Содержимое (Table of Contents)
GPM 184.108.40.206.0012.15 Heavy metals
|Heavy metals||GPM 220.127.116.11.0012.15
Instead of SpH X
Instead of SpH XI, ed. 1
Instead of SpH XII, p. 1,
Methods for determination of heavy metal content (lead, mercury, bismuth, stibium, stannum, cadmium, silver, copper, molybdenum, vanadium, ruthenium, platinum, and palladium) in pharmaceutical products are based on formation of coloured sulphides. Aside from the listed elements, sulphides form iron in an amount over 0.05 % and arsenic.
Sodium sulphide solution (method 1) or thioacetamide reagent (method 2) are used as a source of sulphides.
After the reaction is completed, colour intensity of the test solution is compared with colour of the reference solution. The colouring of the test solution must not be more intense than the colouring of the reference solution.
Test is considered accurate if the reference solution has a slight brownish colour compared to blank solution.
Determination of heavy metal content in pharmaceutical products is possible for substances that form a clear, colourless solution and do not affect the interaction between metal ions with sulphide-ions due to complex-forming properties.
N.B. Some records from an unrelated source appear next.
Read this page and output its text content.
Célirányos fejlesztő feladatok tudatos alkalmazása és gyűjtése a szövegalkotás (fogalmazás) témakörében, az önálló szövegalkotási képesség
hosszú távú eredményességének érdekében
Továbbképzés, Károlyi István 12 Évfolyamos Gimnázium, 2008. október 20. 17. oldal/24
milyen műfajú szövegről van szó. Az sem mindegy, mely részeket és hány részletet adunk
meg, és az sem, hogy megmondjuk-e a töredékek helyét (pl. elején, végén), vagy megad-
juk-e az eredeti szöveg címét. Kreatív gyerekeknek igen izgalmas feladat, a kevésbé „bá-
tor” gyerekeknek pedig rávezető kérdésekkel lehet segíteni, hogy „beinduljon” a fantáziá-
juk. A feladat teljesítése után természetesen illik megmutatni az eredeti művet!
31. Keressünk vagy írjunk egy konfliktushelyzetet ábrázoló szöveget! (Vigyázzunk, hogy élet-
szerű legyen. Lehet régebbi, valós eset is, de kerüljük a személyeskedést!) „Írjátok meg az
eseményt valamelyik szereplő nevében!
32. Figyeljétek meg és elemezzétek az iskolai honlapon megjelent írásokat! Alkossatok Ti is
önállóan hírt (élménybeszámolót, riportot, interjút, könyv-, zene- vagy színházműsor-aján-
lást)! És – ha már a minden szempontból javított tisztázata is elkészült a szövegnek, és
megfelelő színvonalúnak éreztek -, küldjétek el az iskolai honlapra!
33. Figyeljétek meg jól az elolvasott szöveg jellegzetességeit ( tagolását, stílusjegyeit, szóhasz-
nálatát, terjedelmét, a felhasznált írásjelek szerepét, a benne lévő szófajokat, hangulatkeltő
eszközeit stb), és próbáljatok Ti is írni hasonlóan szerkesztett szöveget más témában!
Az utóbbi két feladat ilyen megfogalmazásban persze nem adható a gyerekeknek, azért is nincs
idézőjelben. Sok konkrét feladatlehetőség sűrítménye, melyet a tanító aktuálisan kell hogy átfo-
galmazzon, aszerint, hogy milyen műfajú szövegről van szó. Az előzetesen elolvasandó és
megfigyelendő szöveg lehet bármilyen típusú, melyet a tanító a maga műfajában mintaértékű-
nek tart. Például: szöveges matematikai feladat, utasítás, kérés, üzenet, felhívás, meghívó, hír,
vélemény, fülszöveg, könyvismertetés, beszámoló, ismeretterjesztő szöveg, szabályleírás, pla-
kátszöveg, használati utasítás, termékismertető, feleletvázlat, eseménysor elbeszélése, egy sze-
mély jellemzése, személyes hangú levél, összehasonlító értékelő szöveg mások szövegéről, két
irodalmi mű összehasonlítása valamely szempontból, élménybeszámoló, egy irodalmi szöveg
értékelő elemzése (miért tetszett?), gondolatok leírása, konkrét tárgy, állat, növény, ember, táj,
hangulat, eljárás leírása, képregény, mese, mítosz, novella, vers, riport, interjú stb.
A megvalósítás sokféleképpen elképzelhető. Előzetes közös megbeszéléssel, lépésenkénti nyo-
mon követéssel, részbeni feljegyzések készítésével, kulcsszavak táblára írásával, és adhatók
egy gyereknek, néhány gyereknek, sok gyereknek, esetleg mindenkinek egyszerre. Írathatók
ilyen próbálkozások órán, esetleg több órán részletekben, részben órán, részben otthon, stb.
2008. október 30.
In all other cases, determination is performed using sulphate ash or other mineralization technique of the test pharmaceutical product.
Maximum permissible content of heavy metals, testing method and conditions for preparation of the test sample must be indicated in the general monograph.
Determination of heavy metal content in pharmaceutical solutions
Test solution. 10 mL of a test solution prepared according to the general monograph.
Reference solution. Add 8 mL of water to 2 mL of lead ion reference solution (5 μg/mL).
Blank solution. 10 mL of water.
Note. If an organic solvent is used for preparation of test solution, then the test, reference and blank solutions are prepared using the same solvent.
Method 1. To the obtained solutions add 1 mL of diluted 30% acetic acid, 2 drops of 2% sodium sulphide solution, stir and compare colouring of solutions after 1 minute.
Slight opalescence of test solutions from precipitated sulphur is acceptable.
Method 2. To the obtained solutions add 2 mL of acetate buffer solution pH 3.5, stir, add 1 mL of thioacetamide reagent, stir and compare colouring of solutions after 2 minutes.
Determination of heavy metal content in ash residue of organic pharmaceutical substances.
Test solution. Ash residue obtained after ignition of a 1.0 g test sample (unless otherwise specified in general monograph) with presence of concentrated sulphuric acid, is treated while heated on a net with 2 mL of saturated solution of ammonium acetate neutralised by sodium hydroxide solution, 3 mL of water are added and the substance is filtered into a test tube through an ash-free filter previously rinsed with 1% of acetic acid solution first and followed by water. The crucible and the filter are rinsed with 5 mL of water by filtering it through the same filter into the same test tube.
Reference solution 1. Pour concentrated sulphuric acid in an amount collected for combustion of the test sample into a crucible and treat it the same way as the test sample, but use only 3 mL for rinsing the crucible and the filter, after which add 2 mL of lead ion reference solution (5 μg/mL) to filtrate.
Reference solution 2. Pour concentrated sulphuric acid in an amount collected for combustion of the test sample into a crucible, and treat it the same way as the test sample, but use only 3 mL for rinsing the crucible and the filter, after which add 2 mL of lead ion reference solution (10 μg/mL) are added to filtrate.
Blank solution. Prepare the same way as the test solution but omit the test sample.
Further, prepare determination using any of the above-described methods of determination of heavy metal content in pharmaceutical solutions.
Note. Iron salts contained in pharmaceutical products do not interfere with determination of heavy metals based on ash residue.
Lead ion reference solutions
100 μg/mL lead ion reference solution. Place 0.0799 g of lead nitrate into a 500 mL measuring tube and dilute in 50 mL of water with addition of 0.5 mL of concentered nitric acid, bring up to volume and stir.
10 μg/mL lead ion reference solution. Place 10.0 mL of lead ion reference solution (100 μg/mL of lead ion) into a 100 mL measuring tube, bring up to volume with water and stir. Shelf life is 1 day.
5 μg/mL lead ion reference solution. Place 5.0 mL of lead ion reference solution (100 μg/mL of lead ion) into a 100 mL measuring tube, bring up to volume with water and stir. Shelf life is 1 day.
The above-described methods are not selective and may only be used for determination of maximum total content of the listed heavy metals in pharmaceutical substances.
For quantitative determination of separate ions the following methods should be used:
- atomic absorption spectrometry;
- inductively coupled plasma-atomic emission spectrometry;
- inductively coupled plasma mass spectrometry.
Methods of quantitative determination of heavy metal content in pharmaceutical products should be validated and described in the general monograph.